4 thoughts on “F00F bug or why morons shouldn’t be writing about security (again)

  1. Your wrong, Dos, Linux and Windows allowed this to happen in user land without root access. Remote execution was also possible because back then. CGI scripts were used, and they were exploited to run code all the time. So I have no idea what your going on about. Either you werent in the field 20 years ago or you have no idea how OS's worked in 1997. We didn't have virtual sandboxes or even proper memory protection. It was pretty much the wild west.

    As for just having the f00f sequence in memory, no it has to be executed.

    1. Yes, operating systems were much easier to exploit 20 years ago. And that's pretty much what I wrote:

      You can remotely exploit a bug in firmware/OS/software to execute some code - that's called remote code execution.

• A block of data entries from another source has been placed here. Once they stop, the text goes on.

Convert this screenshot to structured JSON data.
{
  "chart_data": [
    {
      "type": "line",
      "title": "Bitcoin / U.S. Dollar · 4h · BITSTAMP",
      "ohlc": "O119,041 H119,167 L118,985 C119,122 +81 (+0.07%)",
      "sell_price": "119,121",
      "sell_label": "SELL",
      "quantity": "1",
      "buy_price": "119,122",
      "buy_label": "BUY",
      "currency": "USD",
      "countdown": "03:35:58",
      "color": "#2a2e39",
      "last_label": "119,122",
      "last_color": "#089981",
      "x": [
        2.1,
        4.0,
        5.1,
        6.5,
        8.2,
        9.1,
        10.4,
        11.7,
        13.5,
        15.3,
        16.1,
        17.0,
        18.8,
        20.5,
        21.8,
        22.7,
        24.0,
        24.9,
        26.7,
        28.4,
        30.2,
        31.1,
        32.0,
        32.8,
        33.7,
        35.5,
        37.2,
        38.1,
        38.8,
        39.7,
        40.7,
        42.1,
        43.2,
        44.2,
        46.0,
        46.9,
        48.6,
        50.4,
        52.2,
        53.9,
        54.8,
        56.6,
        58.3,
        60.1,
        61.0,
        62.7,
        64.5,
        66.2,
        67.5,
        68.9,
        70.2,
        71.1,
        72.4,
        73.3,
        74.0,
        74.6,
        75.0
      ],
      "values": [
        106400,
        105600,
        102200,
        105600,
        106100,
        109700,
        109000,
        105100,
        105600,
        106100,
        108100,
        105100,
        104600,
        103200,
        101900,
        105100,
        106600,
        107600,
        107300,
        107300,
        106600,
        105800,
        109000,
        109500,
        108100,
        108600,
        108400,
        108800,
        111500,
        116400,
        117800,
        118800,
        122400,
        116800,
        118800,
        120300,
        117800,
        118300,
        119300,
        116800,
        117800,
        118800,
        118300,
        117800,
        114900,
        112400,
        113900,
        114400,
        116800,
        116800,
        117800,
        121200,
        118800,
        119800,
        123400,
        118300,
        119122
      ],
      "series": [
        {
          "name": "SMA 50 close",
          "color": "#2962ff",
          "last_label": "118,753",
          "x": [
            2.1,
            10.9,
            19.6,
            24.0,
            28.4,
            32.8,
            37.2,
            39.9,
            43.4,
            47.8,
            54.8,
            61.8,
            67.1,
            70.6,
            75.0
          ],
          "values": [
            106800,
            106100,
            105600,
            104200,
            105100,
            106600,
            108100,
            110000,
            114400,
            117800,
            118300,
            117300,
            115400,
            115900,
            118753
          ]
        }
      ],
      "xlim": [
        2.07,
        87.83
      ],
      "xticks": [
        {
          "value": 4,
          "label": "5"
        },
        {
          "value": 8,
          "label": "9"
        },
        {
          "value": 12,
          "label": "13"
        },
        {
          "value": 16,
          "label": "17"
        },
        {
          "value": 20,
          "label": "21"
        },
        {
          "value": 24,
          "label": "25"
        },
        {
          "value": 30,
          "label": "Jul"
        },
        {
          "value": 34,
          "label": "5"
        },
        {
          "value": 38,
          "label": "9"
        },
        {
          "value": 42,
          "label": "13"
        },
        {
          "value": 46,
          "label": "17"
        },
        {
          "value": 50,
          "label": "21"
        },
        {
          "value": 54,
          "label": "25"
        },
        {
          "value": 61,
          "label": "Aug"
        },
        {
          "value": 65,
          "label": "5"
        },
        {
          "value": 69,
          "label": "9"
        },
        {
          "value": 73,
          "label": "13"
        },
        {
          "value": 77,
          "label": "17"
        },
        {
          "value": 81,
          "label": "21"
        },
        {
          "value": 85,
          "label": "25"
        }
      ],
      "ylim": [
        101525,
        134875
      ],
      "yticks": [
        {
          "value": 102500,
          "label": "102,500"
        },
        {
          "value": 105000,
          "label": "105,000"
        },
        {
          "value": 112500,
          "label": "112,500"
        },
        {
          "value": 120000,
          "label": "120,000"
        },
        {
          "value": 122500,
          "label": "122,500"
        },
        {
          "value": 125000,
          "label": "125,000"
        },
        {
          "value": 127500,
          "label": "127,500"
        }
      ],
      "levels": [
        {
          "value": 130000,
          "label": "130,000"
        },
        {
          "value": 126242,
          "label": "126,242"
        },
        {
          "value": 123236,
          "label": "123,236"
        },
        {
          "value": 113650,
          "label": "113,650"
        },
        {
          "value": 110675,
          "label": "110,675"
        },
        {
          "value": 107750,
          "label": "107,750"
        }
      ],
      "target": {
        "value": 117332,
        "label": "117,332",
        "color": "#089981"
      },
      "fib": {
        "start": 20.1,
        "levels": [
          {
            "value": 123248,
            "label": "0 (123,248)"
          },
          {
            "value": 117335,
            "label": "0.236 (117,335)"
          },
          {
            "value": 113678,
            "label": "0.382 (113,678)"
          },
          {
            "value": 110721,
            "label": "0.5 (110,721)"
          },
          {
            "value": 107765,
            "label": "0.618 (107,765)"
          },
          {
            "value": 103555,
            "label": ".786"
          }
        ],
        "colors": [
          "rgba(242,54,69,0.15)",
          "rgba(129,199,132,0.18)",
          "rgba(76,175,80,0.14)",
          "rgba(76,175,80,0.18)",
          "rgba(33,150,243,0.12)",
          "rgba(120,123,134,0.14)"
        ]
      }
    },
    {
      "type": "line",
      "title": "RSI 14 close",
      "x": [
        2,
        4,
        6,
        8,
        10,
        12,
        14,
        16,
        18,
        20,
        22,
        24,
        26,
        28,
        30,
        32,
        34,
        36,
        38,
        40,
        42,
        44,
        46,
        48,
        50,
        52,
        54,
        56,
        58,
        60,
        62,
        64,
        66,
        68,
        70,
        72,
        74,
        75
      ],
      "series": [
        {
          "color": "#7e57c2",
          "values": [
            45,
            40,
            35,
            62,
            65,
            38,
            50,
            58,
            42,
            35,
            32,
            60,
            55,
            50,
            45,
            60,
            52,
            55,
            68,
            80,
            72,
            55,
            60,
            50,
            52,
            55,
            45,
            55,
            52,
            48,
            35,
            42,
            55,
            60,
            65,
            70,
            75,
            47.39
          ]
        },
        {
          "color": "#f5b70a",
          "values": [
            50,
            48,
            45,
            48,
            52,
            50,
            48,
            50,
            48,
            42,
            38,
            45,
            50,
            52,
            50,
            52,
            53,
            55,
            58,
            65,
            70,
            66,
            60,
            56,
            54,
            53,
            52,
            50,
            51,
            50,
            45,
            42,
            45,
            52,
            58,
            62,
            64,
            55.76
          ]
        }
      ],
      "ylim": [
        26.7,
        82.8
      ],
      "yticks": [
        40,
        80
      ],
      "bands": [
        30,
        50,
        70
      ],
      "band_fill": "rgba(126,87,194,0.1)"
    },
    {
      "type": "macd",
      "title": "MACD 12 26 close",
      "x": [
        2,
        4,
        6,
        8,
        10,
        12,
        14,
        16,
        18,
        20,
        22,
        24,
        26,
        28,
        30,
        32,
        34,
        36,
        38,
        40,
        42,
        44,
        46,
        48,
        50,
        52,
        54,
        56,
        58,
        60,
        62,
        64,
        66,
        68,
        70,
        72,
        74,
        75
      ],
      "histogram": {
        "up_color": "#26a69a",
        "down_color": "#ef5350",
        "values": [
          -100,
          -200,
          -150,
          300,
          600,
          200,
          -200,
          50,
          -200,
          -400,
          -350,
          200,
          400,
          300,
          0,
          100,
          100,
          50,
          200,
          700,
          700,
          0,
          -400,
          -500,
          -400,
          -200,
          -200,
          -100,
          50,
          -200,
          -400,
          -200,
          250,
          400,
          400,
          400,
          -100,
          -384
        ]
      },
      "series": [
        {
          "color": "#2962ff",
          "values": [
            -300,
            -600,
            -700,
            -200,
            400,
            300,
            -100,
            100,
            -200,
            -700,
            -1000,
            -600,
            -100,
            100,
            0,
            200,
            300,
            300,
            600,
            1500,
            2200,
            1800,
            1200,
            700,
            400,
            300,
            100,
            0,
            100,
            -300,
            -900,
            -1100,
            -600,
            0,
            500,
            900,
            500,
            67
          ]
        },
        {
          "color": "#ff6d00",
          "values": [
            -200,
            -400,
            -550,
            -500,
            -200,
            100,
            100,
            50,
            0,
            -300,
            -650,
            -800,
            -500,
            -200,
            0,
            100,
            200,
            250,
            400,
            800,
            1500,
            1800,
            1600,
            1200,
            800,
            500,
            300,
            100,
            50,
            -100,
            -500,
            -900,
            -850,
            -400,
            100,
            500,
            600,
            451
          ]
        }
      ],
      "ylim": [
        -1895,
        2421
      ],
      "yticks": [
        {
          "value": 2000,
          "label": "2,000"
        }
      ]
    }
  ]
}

      But you can't just magically "remotely and anonymously" send a "byte sequence" directly to a CPU. 🙂

  2. I enjoy reading articles, opinions, responses on technical stuff to invigorate the mind, the same way reading advances in nuclear fusion, cancer research etc. That's a good way in keeping away degenerative diseases like dementia etc. Sam Varghese is an accomplished tech journalist. Tech journalists break tech news in a manner unlike tech journals like Scientific American. It has to be read most times in between the lines. His writing on the Intel bug can be simply understood on key words like an AI construct: Intel CPU bug, can be introduced by anyone, can freeze Intel CPU which in turn leads to catastrophic events. Reading between the lines it has to assume the bytes have to be executed .. all in machine codes all in binary, otherwise the statements came from a moron which obviously he is not.
    On these points I have to agree. In embedded systems many programs are written in assembly. A code can be easily written to freeze a CPU, like 0x76 in Z80, 0xF4 in Intel-x86, 0x0b00 in ARMv7.. etc. after executing the code which can wait for an interrupt where the vector can be changed to point to anywhere. Remotely a coder can send a binary block to an applet that auto-executes into the freeze code.
    I designed my own 32-bit FPGA CPU that traps unexecutable codes to an auto-reset. There is no way any code could freeze my CPU. Only a moron would design a CPU used by billions on the planet to freeze on one wrong code. In this Intel bug case among many other bugs, the moron is Intel not Sam Varghese. Remember Intel's moronic self-made road to disrepute which lead to this road towards ruin.. the 486-DX/486-SX deception, the i432 fiasco, i80860 fail, failure to switch x86 to i960, itanium fiasco, Intel Atom on smartphone fiasco, RISC-V dilly-dally ditching after some 6 months on the Pathway project, among others. Fast forward 2025.. talks of merger with AMD.. Jensen Huang talks on acquiring Intel via NVIDIA, now new CEO without a clue how to save Intel. Intel has been running on faulty architecture for so long its incredible how the world was deluded into using the old 8/16-bit legacy 1970's architecture with quirky multi-byte instructions, now 3000+ set of instructions, unorthogonal registers with accumulator-based dedicated mindset. Now it has finally met End-Of-Life state of an unsurmountable brick wall to the x86 platform.
    I'm now using RISC-V on Linux Debian powered by an Android phone charger all made in China. The only non-Chinese are anything from Linux, RISC-V all freeware easily downloadable. I would say the greatest contribution to computing is Linus Torvalds, David Patterson together with their freeware philosophy and streamlining platforms. x86 has got to go together with Windows. Linux-RISC5 is the next-gen computing. Intel's new CEO is still fumbling after taking its reins and will jump ship in due time.